Laird was a systems analyst for 13 years at the University of California before he returned to the family farm in 2010 after his father, Wally, passed away. It wasn’t long before he decided to focus less on agronomy and more on what he believes was his true calling, automation.

He spent five years learning how standard machinery operated before retrofitting his lawn tractor with automated parts. He moved up by making his farm tractors run by themselves, or autonomously.

Laird said his first 50 acres of automated planting were done with a tractor equipped with a ride height sensor, GPS receiver and other recently-seen-as-futuristic components. His skills were sharp enough to take home a $25,000 first-place prize from the 2017 agBOT NextGen Expo seeding competition in Rockville, Ind.

Laird said his dive into automation has not gone without problems, though. In 2017, he was combining when his automated grain cart tractor went too far into a neighbor’s yard. However, he said his machinery is much improved and, overall, does an excellent job.

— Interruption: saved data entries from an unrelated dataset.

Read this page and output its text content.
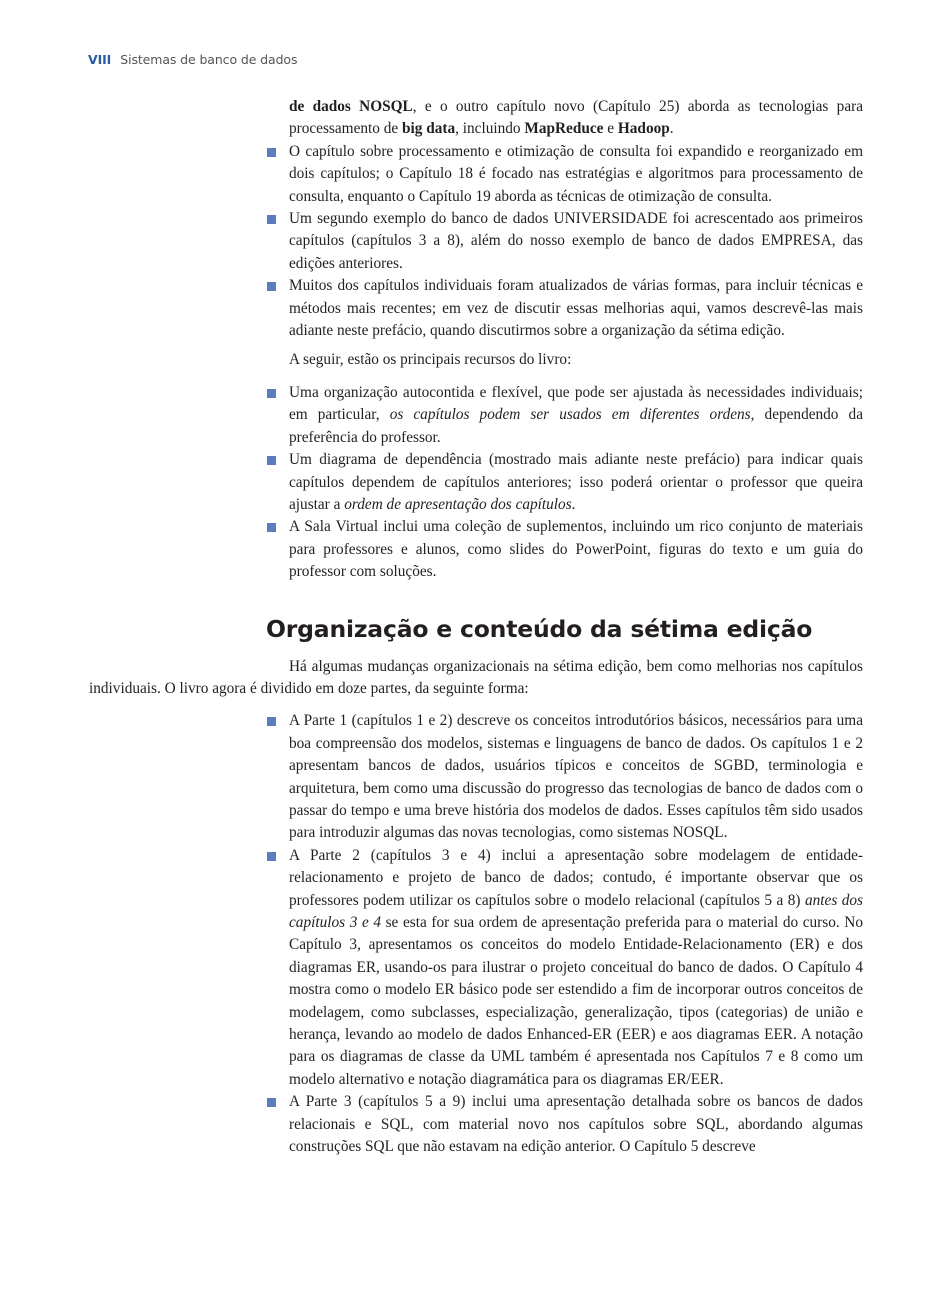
VIII Sistemas de banco de dados

de dados NOSQL, e o outro capítulo novo (Capítulo 25) aborda as tecnologias para processamento de big data, incluindo MapReduce e Hadoop.

O capítulo sobre processamento e otimização de consulta foi expandido e reorganizado em dois capítulos; o Capítulo 18 é focado nas estratégias e algoritmos para processamento de consulta, enquanto o Capítulo 19 aborda as técnicas de otimização de consulta.
Um segundo exemplo do banco de dados UNIVERSIDADE foi acrescentado aos primeiros capítulos (capítulos 3 a 8), além do nosso exemplo de banco de dados EMPRESA, das edições anteriores.
Muitos dos capítulos individuais foram atualizados de várias formas, para incluir técnicas e métodos mais recentes; em vez de discutir essas melhorias aqui, vamos descrevê-las mais adiante neste prefácio, quando discutirmos sobre a organização da sétima edição.

A seguir, estão os principais recursos do livro:

Uma organização autocontida e flexível, que pode ser ajustada às necessidades individuais; em particular, os capítulos podem ser usados em diferentes ordens, dependendo da preferência do professor.
Um diagrama de dependência (mostrado mais adiante neste prefácio) para indicar quais capítulos dependem de capítulos anteriores; isso poderá orientar o professor que queira ajustar a ordem de apresentação dos capítulos.
A Sala Virtual inclui uma coleção de suplementos, incluindo um rico conjunto de materiais para professores e alunos, como slides do PowerPoint, figuras do texto e um guia do professor com soluções.
Organização e conteúdo da sétima edição

Há algumas mudanças organizacionais na sétima edição, bem como melhorias nos capítulos individuais. O livro agora é dividido em doze partes, da seguinte forma:

A Parte 1 (capítulos 1 e 2) descreve os conceitos introdutórios básicos, necessários para uma boa compreensão dos modelos, sistemas e linguagens de banco de dados. Os capítulos 1 e 2 apresentam bancos de dados, usuários típicos e conceitos de SGBD, terminologia e arquitetura, bem como uma discussão do progresso das tecnologias de banco de dados com o passar do tempo e uma breve história dos modelos de dados. Esses capítulos têm sido usados para introduzir algumas das novas tecnologias, como sistemas NOSQL.
A Parte 2 (capítulos 3 e 4) inclui a apresentação sobre modelagem de entidade-relacionamento e projeto de banco de dados; contudo, é importante observar que os professores podem utilizar os capítulos sobre o modelo relacional (capítulos 5 a 8) antes dos capítulos 3 e 4 se esta for sua ordem de apresentação preferida para o material do curso. No Capítulo 3, apresentamos os conceitos do modelo Entidade-Relacionamento (ER) e dos diagramas ER, usando-os para ilustrar o projeto conceitual do banco de dados. O Capítulo 4 mostra como o modelo ER básico pode ser estendido a fim de incorporar outros conceitos de modelagem, como subclasses, especialização, generalização, tipos (categorias) de união e herança, levando ao modelo de dados Enhanced-ER (EER) e aos diagramas EER. A notação para os diagramas de classe da UML também é apresentada nos Capítulos 7 e 8 como um modelo alternativo e notação diagramática para os diagramas ER/EER.
A Parte 3 (capítulos 5 a 9) inclui uma apresentação detalhada sobre os bancos de dados relacionais e SQL, com material novo nos capítulos sobre SQL, abordando algumas construções SQL que não estavam na edição anterior. O Capítulo 5 descreve
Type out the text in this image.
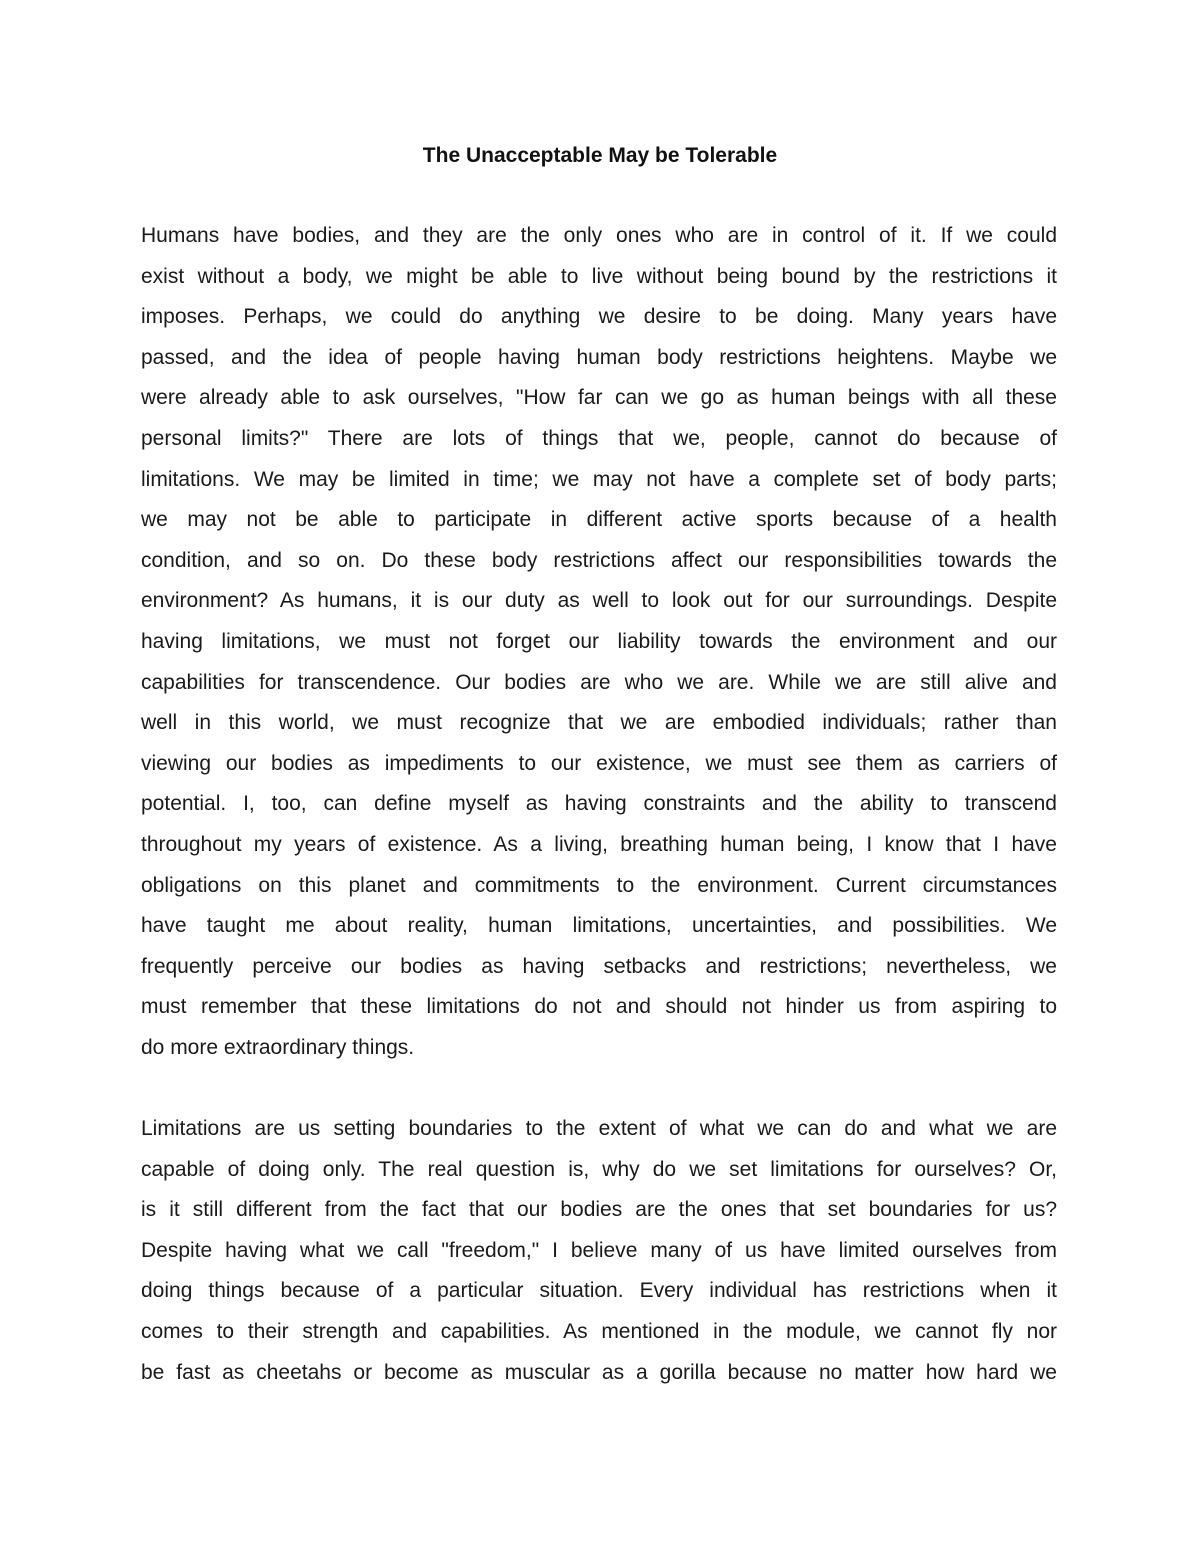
The Unacceptable May be Tolerable
Humans have bodies, and they are the only ones who are in control of it. If we could
exist without a body, we might be able to live without being bound by the restrictions it
imposes. Perhaps, we could do anything we desire to be doing. Many years have
passed, and the idea of people having human body restrictions heightens. Maybe we
were already able to ask ourselves, "How far can we go as human beings with all these
personal limits?" There are lots of things that we, people, cannot do because of
limitations. We may be limited in time; we may not have a complete set of body parts;
we may not be able to participate in different active sports because of a health
condition, and so on. Do these body restrictions affect our responsibilities towards the
environment? As humans, it is our duty as well to look out for our surroundings. Despite
having limitations, we must not forget our liability towards the environment and our
capabilities for transcendence. Our bodies are who we are. While we are still alive and
well in this world, we must recognize that we are embodied individuals; rather than
viewing our bodies as impediments to our existence, we must see them as carriers of
potential. I, too, can define myself as having constraints and the ability to transcend
throughout my years of existence. As a living, breathing human being, I know that I have
obligations on this planet and commitments to the environment. Current circumstances
have taught me about reality, human limitations, uncertainties, and possibilities. We
frequently perceive our bodies as having setbacks and restrictions; nevertheless, we
must remember that these limitations do not and should not hinder us from aspiring to
do more extraordinary things.
Limitations are us setting boundaries to the extent of what we can do and what we are
capable of doing only. The real question is, why do we set limitations for ourselves? Or,
is it still different from the fact that our bodies are the ones that set boundaries for us?
Despite having what we call "freedom," I believe many of us have limited ourselves from
doing things because of a particular situation. Every individual has restrictions when it
comes to their strength and capabilities. As mentioned in the module, we cannot fly nor
be fast as cheetahs or become as muscular as a gorilla because no matter how hard we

He and his business partner, Craig Rupp, are co-founders of Sabanto, Inc. They met at the agBOT competition and decided to start the fledging company, working toward being a provider of automated farming services.

Rupp already had a track record of success as co-founder of 640 Labs, which sold devices that plugged into farm equipment to automatically collect data that farmers recorded and analyzed on a cloud-based dashboard. The company was later sold to The Climate Corp., a San Francisco-based division of Monsanto.

Laird said the reason for the 2019 demonstration is to find out what his machinery is fully capable of, and to draw interest from investors he and Rupp can partner with to advance the technology into a common tool farmers can use to reduce operating costs.

He said the vision is for automation to become a major cost-saver by doing work for less than it costs a farmer to buy and maintain expensive standard machinery to perform the same tasks. Farmers could then focus on other chores not being done by automated equipment, and hire fewer people.

Laird feels the timing is right to develop service industries for agriculture, given the farm economy’s continued struggles. His vision is not so much farmers purchasing and using their own automated equipment; it’s more along the lines of specialists with Stanley Steemer going to the homes of customers to shampoo their carpets.

“When they walk in the door, they get right to work. They’re not sitting on the floor reading the instructions,” he said. “Farmers have to be good at so many things that it’s hard for them to be experts in something like planting with an automated platform, so it might be one of those things that’s better left to someone who is only doing that.”

Kinze Manufacturing in Williamsport, Iowa, has already developed autonomous equipment and proven it effective for planting, harvesting and other farm-related chores, said Phil Jennings, a service manager with the company.

Jennings said the work has focused mostly on driverless grain carts running beside human-operated combines, then after filling up, pulling away from the combine and delivering the corn and soybeans to a truck for loading. He said the same technology can be adapted to other machinery for driverless tillage, planting and other fieldwork.

The driverless technology is not available yet commercially because demand won't be sufficient until it becomes more socially acceptable in the agriculture world, said Jennings.

He also said no price point has been established for the technology, but if it is going to be available for purchase the struggling farm economy must improve for enough food producers to want to make such capital investments.

"Is the public ready for driverless cars? I think some of those types of things come into play. The technology is proven, but we also have to be in the right place from a market standpoint to make it realistic," Jennings said.